To write matrices or other math formulas, use LaTeX. There are a number of tutorials on the internet. On this board you begin LaTeX code by [ tex ] (without the spaces) and end with [ \tex ] (without the spaces). You can do "in line" LaTeX with [ itex ] and [ /itex ]. To do a matrix use \ begin{bmatrix} and \ end{bmatrix} (without the spaces) for a matrix with braces:
\begin{bmatrix}4 & 4 & 1 \\ 12 & 12 & 3\\ 36 & 36 & 9\end{bmatrix}
use "pmatrix" to get the same thing with ( ):
\begin{pmatrix}4 & 4 & 1 \\ 12 & 12 & 3\\ 36 & 36 & 9\end{pmatrix}
Matrix E1 =
4 4 1
12 12 3
36 36 9
No, it's not. That is (A+ 2I)^2. Isn't E_1= A(A+ 2I)^2? (I don't know what that "a" in the formula was supposed to be.)
If I have done the calculation correctly,
E_1= A(A+ 2I)^2= \begin{bmatrix}12 & 12 & 3 \\ 36 & 36 & 9\\ 108 & 108 & 27\end{bmatrix}
the kernel of E_1 would be the set of all (x, y, z) such that
\begin{bmatrix}12 & 12 3 \\ 36 & 36 & 9\\ 108 & 108 & 27\end{bmatrix}\begin{bmatrix}x \\ y \\ z\end{bmatrix}= \begin{bmatrix}12x+ 12y+ 3z \\ 36x+ 36y+ 9z \\ 108x+ 108y+ 27z\end{bmatrix}= \begin{bmatrix}0 \\ 0 \\ 0\end{bmatrix}
which gives the three equations 12x+ 12y+ 3z= 0, 36x+ 36y+ 9z= 0, 108x+ 108y+ 27z= 0 which are all multiples of one another. In fact, they all reduce to 4x+ 4y+ z= 0 or z= -4x- 4y. That means that any vector in the kernel can be written as
\begin{bmatrix}x \\ y \\ z\end{bmatrix}= \begin{bmatrix}x \\ y \\ -4x- 4y\end{bmatrix}= x\begin{bmatrix}1 \\ 0 \\ -4\end{bmatrix}+ \begin{bmatrix}0 \\ 1 \\ -4\end{bmatrix}
so the kernel is the two-dimensional subspace spanned by those two vectors.

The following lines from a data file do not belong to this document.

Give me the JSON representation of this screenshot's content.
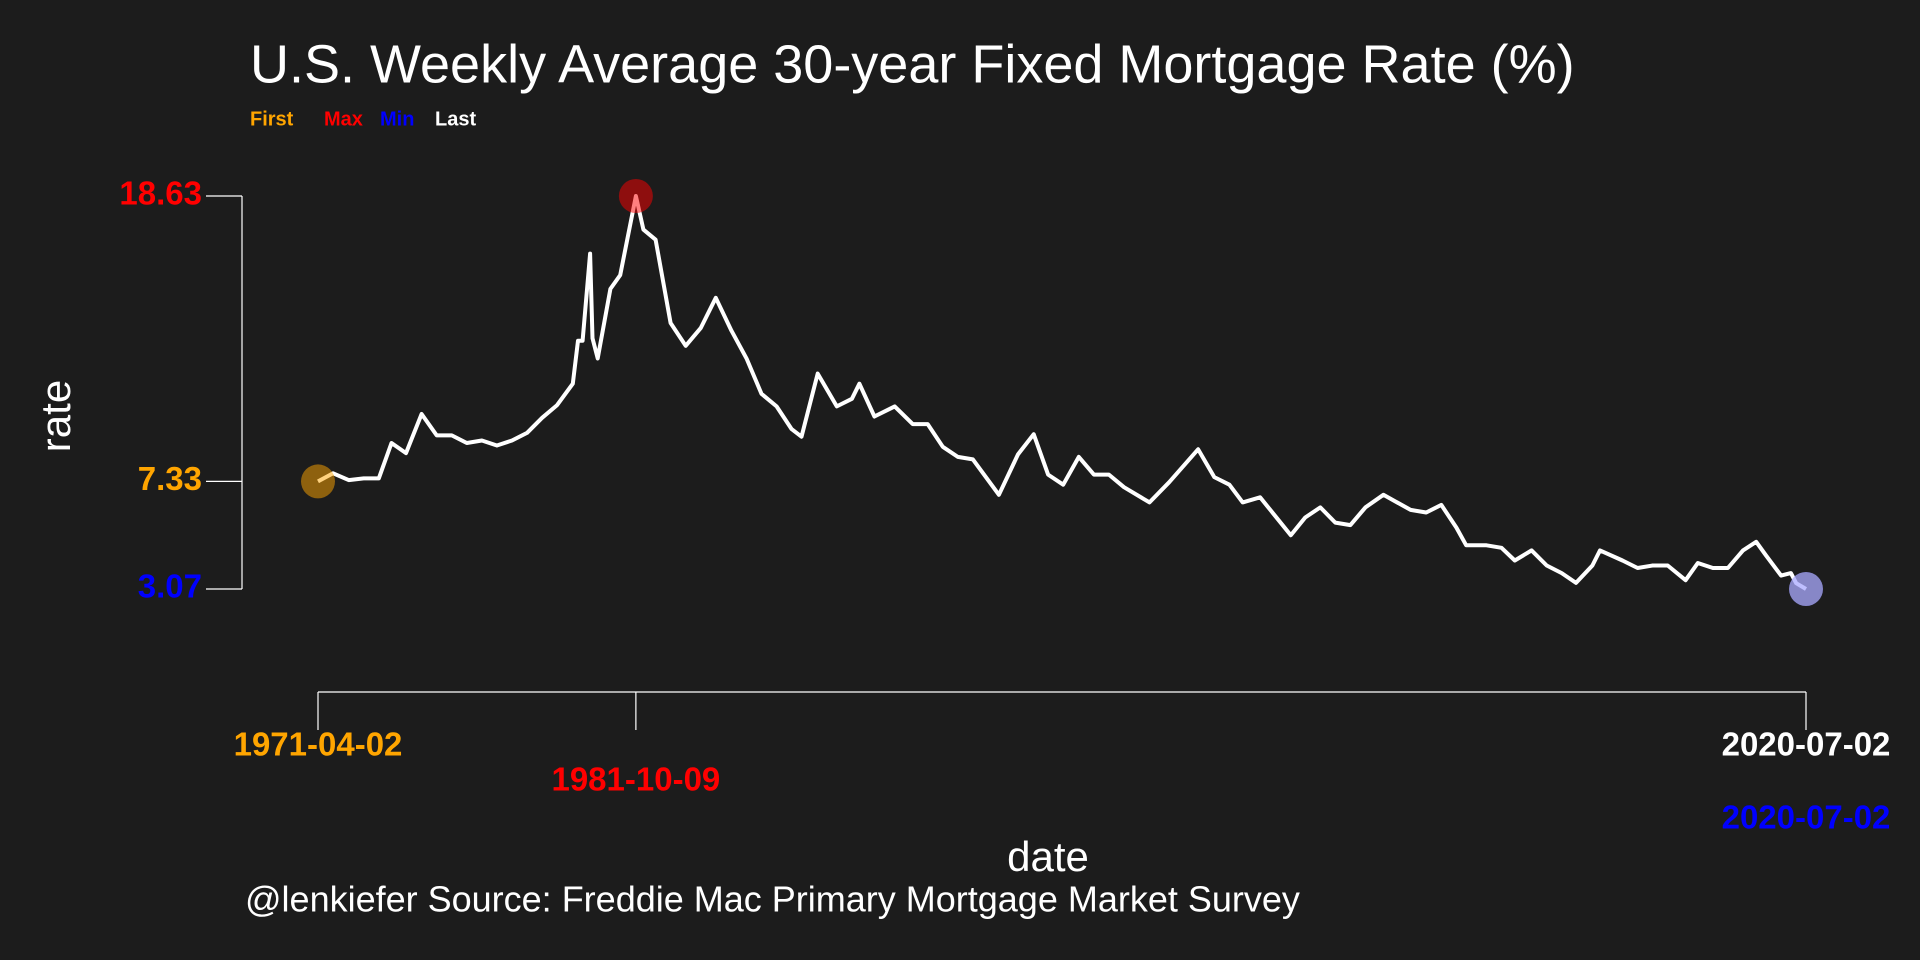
{
  "chart_data": {
    "type": "line",
    "title": "U.S. Weekly Average 30-year Fixed Mortgage Rate (%)",
    "caption": "@lenkiefer Source: Freddie Mac Primary Mortgage Market Survey",
    "xlabel": "date",
    "ylabel": "rate",
    "xlim": [
      "1971-04-02",
      "2020-07-02"
    ],
    "ylim": [
      3.07,
      18.63
    ],
    "series": [
      {
        "name": "rate",
        "color": "#ffffff",
        "x": [
          "1971-04-02",
          "1971-10-01",
          "1972-04-07",
          "1972-10-06",
          "1973-04-06",
          "1973-09-07",
          "1974-03-01",
          "1974-09-06",
          "1975-03-07",
          "1975-09-05",
          "1976-03-05",
          "1976-09-03",
          "1977-03-04",
          "1977-09-02",
          "1978-03-03",
          "1978-09-01",
          "1979-03-02",
          "1979-09-07",
          "1979-11-09",
          "1980-01-04",
          "1980-04-04",
          "1980-05-02",
          "1980-07-04",
          "1980-12-05",
          "1981-04-03",
          "1981-10-09",
          "1982-01-08",
          "1982-06-04",
          "1982-12-03",
          "1983-06-03",
          "1983-12-02",
          "1984-06-01",
          "1984-12-07",
          "1985-06-07",
          "1985-12-06",
          "1986-06-06",
          "1986-12-05",
          "1987-04-03",
          "1987-10-16",
          "1988-06-03",
          "1988-12-02",
          "1989-03-03",
          "1989-09-01",
          "1990-05-04",
          "1990-12-07",
          "1991-06-07",
          "1991-12-06",
          "1992-06-05",
          "1992-12-04",
          "1993-10-15",
          "1994-06-03",
          "1994-12-09",
          "1995-06-02",
          "1995-12-01",
          "1996-06-07",
          "1996-12-06",
          "1997-06-06",
          "1997-12-05",
          "1998-10-09",
          "1999-06-04",
          "2000-05-19",
          "2000-12-01",
          "2001-06-01",
          "2001-11-09",
          "2002-06-07",
          "2003-06-13",
          "2003-12-05",
          "2004-06-04",
          "2004-12-03",
          "2005-06-03",
          "2005-12-02",
          "2006-07-07",
          "2007-06-01",
          "2007-12-07",
          "2008-06-06",
          "2008-12-05",
          "2009-04-03",
          "2009-12-04",
          "2010-06-04",
          "2010-11-12",
          "2011-06-03",
          "2011-12-02",
          "2012-06-01",
          "2012-11-21",
          "2013-06-07",
          "2013-09-06",
          "2014-06-06",
          "2014-12-05",
          "2015-06-05",
          "2015-12-04",
          "2016-07-08",
          "2016-12-02",
          "2017-06-02",
          "2017-12-01",
          "2018-06-01",
          "2018-11-08",
          "2019-03-07",
          "2019-09-05",
          "2020-01-02",
          "2020-03-05",
          "2020-07-02"
        ],
        "values": [
          7.33,
          7.65,
          7.38,
          7.45,
          7.45,
          8.85,
          8.45,
          10.0,
          9.15,
          9.15,
          8.85,
          8.95,
          8.75,
          8.95,
          9.25,
          9.85,
          10.35,
          11.2,
          12.9,
          12.9,
          16.35,
          13.0,
          12.2,
          14.95,
          15.5,
          18.63,
          17.3,
          16.9,
          13.6,
          12.7,
          13.4,
          14.6,
          13.3,
          12.2,
          10.8,
          10.3,
          9.4,
          9.1,
          11.6,
          10.3,
          10.6,
          11.2,
          9.9,
          10.3,
          9.6,
          9.6,
          8.7,
          8.3,
          8.2,
          6.8,
          8.4,
          9.2,
          7.6,
          7.2,
          8.3,
          7.6,
          7.6,
          7.1,
          6.5,
          7.3,
          8.6,
          7.5,
          7.2,
          6.5,
          6.7,
          5.2,
          5.9,
          6.3,
          5.7,
          5.6,
          6.3,
          6.8,
          6.2,
          6.1,
          6.4,
          5.5,
          4.8,
          4.8,
          4.7,
          4.2,
          4.6,
          4.0,
          3.7,
          3.31,
          4.0,
          4.6,
          4.2,
          3.9,
          4.0,
          4.0,
          3.42,
          4.1,
          3.9,
          3.9,
          4.6,
          4.94,
          4.4,
          3.6,
          3.7,
          3.3,
          3.07
        ]
      }
    ],
    "markers": [
      {
        "name": "First",
        "color": "#ffa500",
        "x": "1971-04-02",
        "y": 7.33
      },
      {
        "name": "Max",
        "color": "#ff0000",
        "x": "1981-10-09",
        "y": 18.63
      },
      {
        "name": "Min",
        "color": "#0000ff",
        "x": "2020-07-02",
        "y": 3.07
      },
      {
        "name": "Last",
        "color": "#ffffff",
        "x": "2020-07-02",
        "y": 3.07
      }
    ]
  }
}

The Image of E_1 is the set of all (x, y, z) such that
\begin{bmatrix}12 & 12 3 \\ 36 & 36 & 9\\ 108 & 108 & 27\end{bmatrix}\begin{bmatrix}a \\ b\\ c \end{bmatrix}= \begin{bmatrix}12a+ 12b+ 3c \\ 36a+ 36y+ 9z \\ 108x+ 108y+ 27z\end{bmatrix}= \begin{bmatrix}x \\ y \\ z\end{bmatrix}
for some (a, b, c). That gives the three equations 12a+ 12b+ 3c= x, 36b+ 36c+ 9z= y, and 108a+ 108b+ 27c= z. If we subtract 3 times the first equation from the second we get y- 3x= 0. If we subtract 3 times the second equation from the third, we get z- 3y= 0. That is, z= 3y= 3(3x)= 9x. Any vector in the Image of E_1 must be of the form
\begin{bmatrix}x \\ y \\ z \end{bmatrix}= \begin{bmatrix} x \\ 3x \\ 9x\end{bmatrix}= x\begin{bmatrix}1 \\ 3 \\ 9\end{bmatrix}
However, that may have nothing to do with your problem because it is not at all clear how you intended to define "E_1".